Introduction

Chloroplasts are plant-specific organelles that contain their own genetic system as well as the entire machinery necessary for the process of photosynthesis. Chloroplasts account for >50% of the total soluble protein in leaves, and these proteins are encoded by both the nuclear and chloroplast genomes. A number of reports have indicated that the expression of a set of nuclear genes that encode chloroplast-localized proteins is dependent on the functional state of the plastid (Surpin et al. 2002). Over the past decades, the plastid genome, its structure, expression, and evolution have been intensely studied using molecular methods (Adachi et al. 2000; Cato and Richardson 1996; Chu et al. 2004; Cosner et al. 2004; Goremykin et al. 2003, 2004; Jansen et al. 2005; Kim and Lee 2004; Martin et al. 2002; Matsuoka et al. 2002; Palmer et al. 1988; Palmer 1991; Powell et al. 1995; Raubeson and Jansen 2005; Wakasugi et al. 1998, 2001). There has been a rapid increase in our understanding of plastid genome organization and evolution, owing to the availability of many new completely sequenced genomes. There are 45 complete nucleotide sequences of chloroplast genomes published (Jansen et al. 2005; http://megasun. bch.umontreal.ca/ogmp/projects/other/cp_list.html).

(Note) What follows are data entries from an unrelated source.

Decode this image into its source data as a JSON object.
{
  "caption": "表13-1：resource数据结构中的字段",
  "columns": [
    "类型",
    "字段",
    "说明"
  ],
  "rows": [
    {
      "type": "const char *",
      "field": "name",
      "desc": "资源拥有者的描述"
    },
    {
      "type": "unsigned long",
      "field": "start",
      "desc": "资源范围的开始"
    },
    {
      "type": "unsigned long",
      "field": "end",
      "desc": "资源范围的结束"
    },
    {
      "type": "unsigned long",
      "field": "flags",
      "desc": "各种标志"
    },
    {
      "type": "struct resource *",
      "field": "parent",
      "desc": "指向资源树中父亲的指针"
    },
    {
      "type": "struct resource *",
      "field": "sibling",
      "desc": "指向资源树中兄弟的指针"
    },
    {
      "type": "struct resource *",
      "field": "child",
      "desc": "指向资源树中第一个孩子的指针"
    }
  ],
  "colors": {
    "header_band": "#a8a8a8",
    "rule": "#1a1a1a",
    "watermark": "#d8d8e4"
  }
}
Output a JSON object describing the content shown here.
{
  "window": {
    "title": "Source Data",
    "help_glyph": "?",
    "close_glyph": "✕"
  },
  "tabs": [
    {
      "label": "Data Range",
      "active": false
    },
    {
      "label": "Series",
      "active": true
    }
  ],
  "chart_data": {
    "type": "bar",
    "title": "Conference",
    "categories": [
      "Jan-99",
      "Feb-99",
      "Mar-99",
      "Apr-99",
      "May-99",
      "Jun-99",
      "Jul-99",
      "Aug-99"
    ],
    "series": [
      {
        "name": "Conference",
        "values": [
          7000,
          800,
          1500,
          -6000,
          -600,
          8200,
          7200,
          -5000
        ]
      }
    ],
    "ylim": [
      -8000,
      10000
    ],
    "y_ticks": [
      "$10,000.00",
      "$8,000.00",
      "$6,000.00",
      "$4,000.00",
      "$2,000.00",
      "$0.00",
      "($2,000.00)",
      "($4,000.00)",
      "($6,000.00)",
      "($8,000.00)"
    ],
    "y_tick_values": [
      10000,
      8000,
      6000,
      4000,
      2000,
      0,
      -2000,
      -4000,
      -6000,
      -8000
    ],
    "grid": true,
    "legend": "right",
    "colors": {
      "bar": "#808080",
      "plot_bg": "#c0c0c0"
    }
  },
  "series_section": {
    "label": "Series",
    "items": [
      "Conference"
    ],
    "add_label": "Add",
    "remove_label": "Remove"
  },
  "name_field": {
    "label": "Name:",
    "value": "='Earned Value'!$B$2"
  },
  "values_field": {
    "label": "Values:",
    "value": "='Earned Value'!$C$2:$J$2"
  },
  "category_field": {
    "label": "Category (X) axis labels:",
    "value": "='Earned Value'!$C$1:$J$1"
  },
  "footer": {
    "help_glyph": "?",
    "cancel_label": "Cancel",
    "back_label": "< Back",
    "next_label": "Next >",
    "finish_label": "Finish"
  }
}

Available sequence data have revealed the relatively conserved nature of chloroplast genomes with regard to both structure and gene content. Plastid genomes vary in size from 35 to 217 kb, but the vast majority from photosynthetic organisms are between 115 and 165 kb. The 45 completely sequenced genomes encode from 63 to 209 genes with most containing 110–130 genes (Jansen et al. 2005). The presence of a large inverted repeat (IR), which ranges from 5 to 76 kb in length (Palmer 1991), is one of the conserved structural features. Much of the variation in length of the genomes can be attributed to the expansion/contraction/loss of the IR in addition to variation in length of intergenic spacers (Palmer et al. 1988; Wakasugi et al. 2001; Raubeson and Jansen 2005). The gene content and the polycistronic transcription units of the chloroplast genome are also largely conserved among most vascular plant species (Kim and Lee 2004), except in the case of the non-photosynthetic parasitic plant, Epifagus virginiana. The gene order of the chloroplast genome is also relatively conserved but is frequently reversed by inversion mutations that can be mediated by intra-molecular recombination events. Base substitution of chloroplast genes often occurs according to the position of the gene on the genome, and it is concentrated on intergenic spacers that lack polycistronic transcription units and genes in the IR regions (Kim and Lee 2004; Raubeson and Jansen 2005).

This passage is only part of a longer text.